Montevidéu - A posição dos planetas fará de 2006 um ano economicamente bom para a América Latina, embora vá se agravar a tensão entre Estados Unidos e Venezuela, prevendo-se até secas e outros desastres ambientais na região, segundo os mais renomados astrólogos do continente.
''Se o ano de 2005 não foi bom para ninguém, sobre 2006 há um consenso geral de que vai ser um ano favorável porque termina em 6 e este é o número do coração, que tem a ver com carinho, afeto, com as emoções, com procurar a felicidade e encontrá-la'', antecipou a chilena María Luisa Valdovinos, astróloga e taróloga.
Além disso, acrescentou, a soma do 2 com o 6 é 8, número do infinito. ''Isso significa que haverá altos e baixos no próximo ano, mas estas descidas bruscas serão positivas porque será possível dar a volta por cima''.
Antonio Vázquez, considerado o ''bruxo maior'' do México, previu que 2006 será ''um bom ano economicamente, sobretudo em países como Argentina, Chile, Colômbia e Costa Rica''.
No entanto, as ''desordens'' que, segundo ele, o presidente venezuelano, Hugo Chávez, tem causado, ''terão uma enorme repercussão na América do Sul''. Para Vázquez, a réplica destas desordens atingirá, entre outros, o próprio país de Chávez: o bruxo advertiu que virá ''uma forte reprimenda dos Estados Unidos contra a Venezuela''.

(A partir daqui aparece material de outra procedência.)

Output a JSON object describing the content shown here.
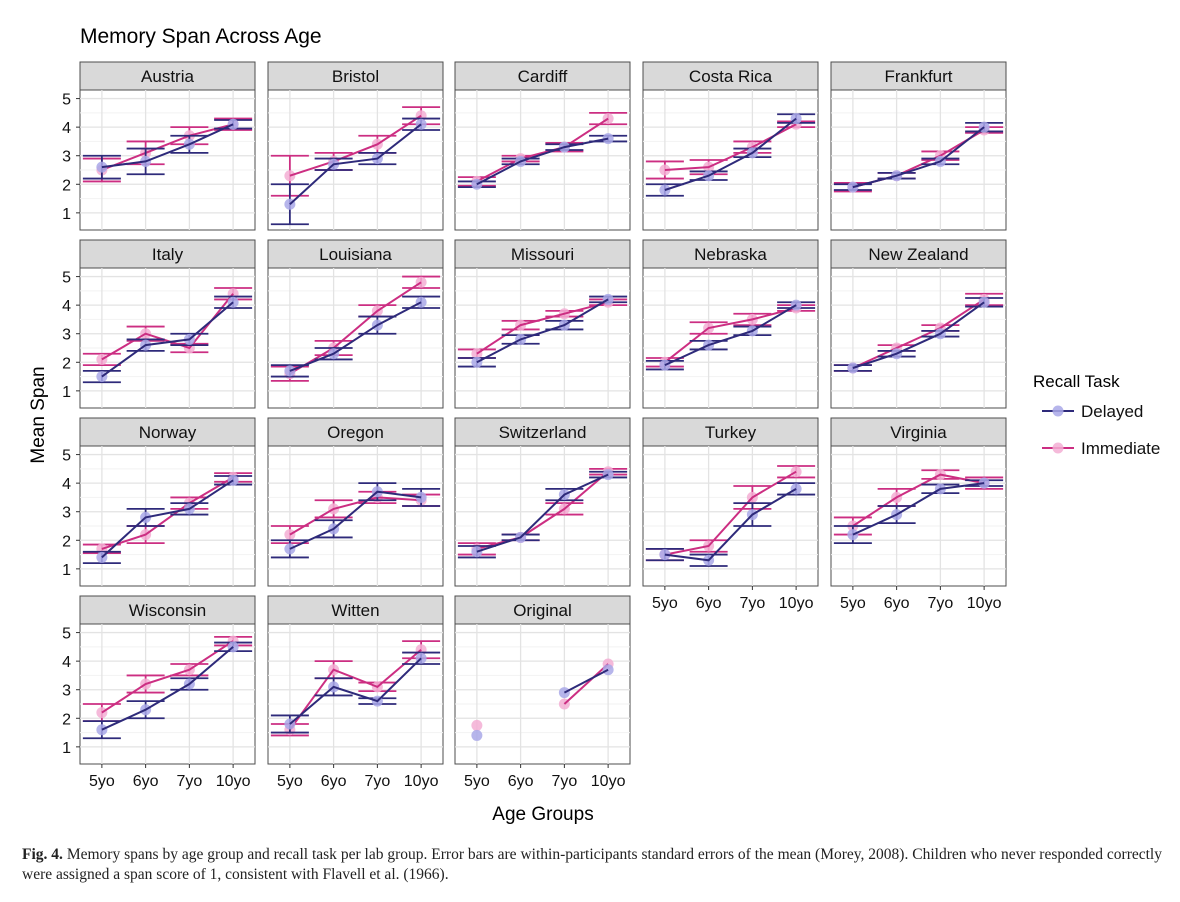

O astrólogo Boris Cristoff, nascido na Bulgária e naturalizado uruguaio, considerou que Chávez continuará no poder por mais seis anos e que uma crise no Chile pode levar à queda do presidente em 2006. Mais chocante ainda, Cristoff pressagiou para agosto um ''momento culminante no qual toda a atenção mundial'' se voltará para o Uruguai.
A argentina Ludovica Squirru, especializada em astrologia chinesa, aposta na unidade latino-americana. A Argentina ''conseguirá certa estabilização'' nos meses finais de 2006, ano em que o país ''como nunca buscará uma integração mais autência com os países fronteiriços''.
Isso se deve a que, à medida que Saturno avançar, deixará para trás sua ''influência algo nefasta em seu setor de ação social'' e as autoridades ''poderão ver mais claro o caminho rumo às soluções definitivas''.
Para Jannin Farías, vidente venezuelana radicada na Colômbia, ''o próximo ano é muito bom, já que estamos sob a influência do signo do cão no horóscopo chinês e as pessoas terão a oportunidade de crescer e agir com cautela''.
Mas, atenção, advertiu, ''o clima no mundo e, em particular, na Colômbia, seguirá louco''. ''A natureza está pedindo equilíbrio e nós não o estamos dando. Abusamos da bondade da natureza. Então, até as pessoas tomarem consciência, vamos continuar à mercê do clima e do que este trouxer consigo: catástrofes e todo este tipo de coisas'', acrescentou.
Neste aspecto, o mexicano Vázquez vaticinou que ''a seca afetará a Venezuela e a Colômbia''. E a astróloga chilena Nena Borrero antecipou ''epidemias e conflitos ecológicos''.
Como não há mal que não venha para bem, ''estes problemas sacudirão a consciência mundial sobre o cuidado do meio ambiente'', disse Borrero. Além disso, garantiu, a medicina descobrirá novas vacinas para doenças que até agora não tinham solução.